Academic Affairs engages, empowers and educates the ACG community through transformational approaches to impact students learning and develop global citizens of the world. It provides leadership and resources to support the intellectual and professional growth of students, faculty and staff.
Panos Vlachopoulos, PhD
Vice President, Academic Affairs
The American College of Greece
Dr. Panos Vlachopoulos has an extensive record of research, teaching and administration. He holds a Ph.D. in Education from the University of Aberdeen, a Master’s in Education from the University of Manchester, and a B.A. in Philosophy and Pedagogy from the Aristotle University of Greece. Vice President Vlachopoulos has published numerous scholarly works in the area of Education—with a special focus on the relationship between technology and learning—and has held numerous grants in areas related to pedagogy. After holding positions in New Zealand, Hong Kong and the U.K., Dr. Vlachopoulos joined Macquarie in 2013, where he held a number of key administrative positions in the Faculty of Medicine and Health Sciences and the Faculty of Arts. Vice President Vlachopoulos worked closely with faculty and led numerous initiatives in curriculum development, quality assurance, accreditation, faculty workload, learning design and strategic planning.
Loren J. Samons, PhD
Chief Academic Advisor
Executive Director, Institute for Hellenic Culture and the Liberal Arts
The American College of Greece
Professor of Classical Studies
As an internationally recognized authority on ancient Greece, former associate dean and department chair, and winner of Boston University’s highest award for teaching, Loren J. Samons brings 30 years of experience as scholar, administrator and teacher to The American College of Greece. Focusing on Greek history in the fifth century B.C., Professor Samons has published numerous books and articles on Athenian democracy, imperialism, finance, national character and the relationships between these phenomena. His biography Pericles and the Conquest of History appeared in 2016 (Cambridge University Press); among previous works, Samons’ Empire of the Owl: Athenian Imperial Finance (2000), treated aspects of Athens’ political economy in the fifth century B.C. Other publications have treated the relationship between ancient and modern democracy and the works of Herodotus and Thucydides. Samons’ current research focuses on Homer and Athens as well as the historical poetry of C.P. Cavafy, and his scholarship continues to illustrate a firm belief in the relevance of ancient Greek culture and history for contemporary society.

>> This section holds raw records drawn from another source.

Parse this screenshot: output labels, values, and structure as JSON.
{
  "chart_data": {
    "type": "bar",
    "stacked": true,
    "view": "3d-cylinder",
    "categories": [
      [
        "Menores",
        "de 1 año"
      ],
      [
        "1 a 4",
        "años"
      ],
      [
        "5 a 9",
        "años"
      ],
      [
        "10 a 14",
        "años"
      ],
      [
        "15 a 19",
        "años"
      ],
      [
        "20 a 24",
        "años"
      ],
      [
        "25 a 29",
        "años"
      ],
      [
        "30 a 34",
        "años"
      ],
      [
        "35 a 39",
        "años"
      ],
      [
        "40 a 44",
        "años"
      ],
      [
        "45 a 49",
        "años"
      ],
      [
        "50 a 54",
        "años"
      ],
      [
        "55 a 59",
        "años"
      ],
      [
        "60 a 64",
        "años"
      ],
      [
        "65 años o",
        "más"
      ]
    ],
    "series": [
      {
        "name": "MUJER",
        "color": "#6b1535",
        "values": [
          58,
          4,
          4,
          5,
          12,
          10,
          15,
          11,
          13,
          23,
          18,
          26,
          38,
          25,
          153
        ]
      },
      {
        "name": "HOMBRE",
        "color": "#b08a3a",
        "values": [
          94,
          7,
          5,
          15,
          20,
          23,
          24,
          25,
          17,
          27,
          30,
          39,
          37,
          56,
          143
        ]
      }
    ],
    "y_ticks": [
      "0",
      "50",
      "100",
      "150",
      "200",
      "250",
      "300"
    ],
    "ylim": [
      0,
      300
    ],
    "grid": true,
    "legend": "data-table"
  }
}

Having earned his doctorate at Brown University, Professor Samons taught at Boston University for more than 25 years before joining ACG as Executive Director of the IHCLA and Vice President for Strategic Initiatives in 2019. In this role, and in his current position of Chief Academic Advisor, Professor Samons has helped to implement the college’s strategic plan to utilize education and research for economic and social impact in Greece. The plan’s initiatives include new institutes and centers of excellence designed to foster research, international collaboration, undergraduate and graduate programming, and educational outreach as well as providing policy recommendations aimed at improving Greece’s economy while emphasizing Greece’s important historical and contemporary role as an intellectual and cultural leader.
Professor Samons has lectured at numerous universities and other institutions including Oxford University, The University of Edinburgh, the University of Pennsylvania, Brown University, Duke University, the University of Richmond, Tufts University, Baylor University and the Getty Villa. Samons delivered the Christopher Roberts Lecture at Dickinson College in 2013, the Harry Carroll Lecture at Pomona College (2016), the Elizabeth M. Hunter Lecture at Florida State University (2016) and the fortieth annual George Bancroft Memorial Lecture at the United States Naval Academy (2020). In 2018 Professor Samons was a Visiting Scholar at St John’s College, Oxford, where he continued work on a book-length study of the Athenian general and statesman Kimon and the rise of classical Athens.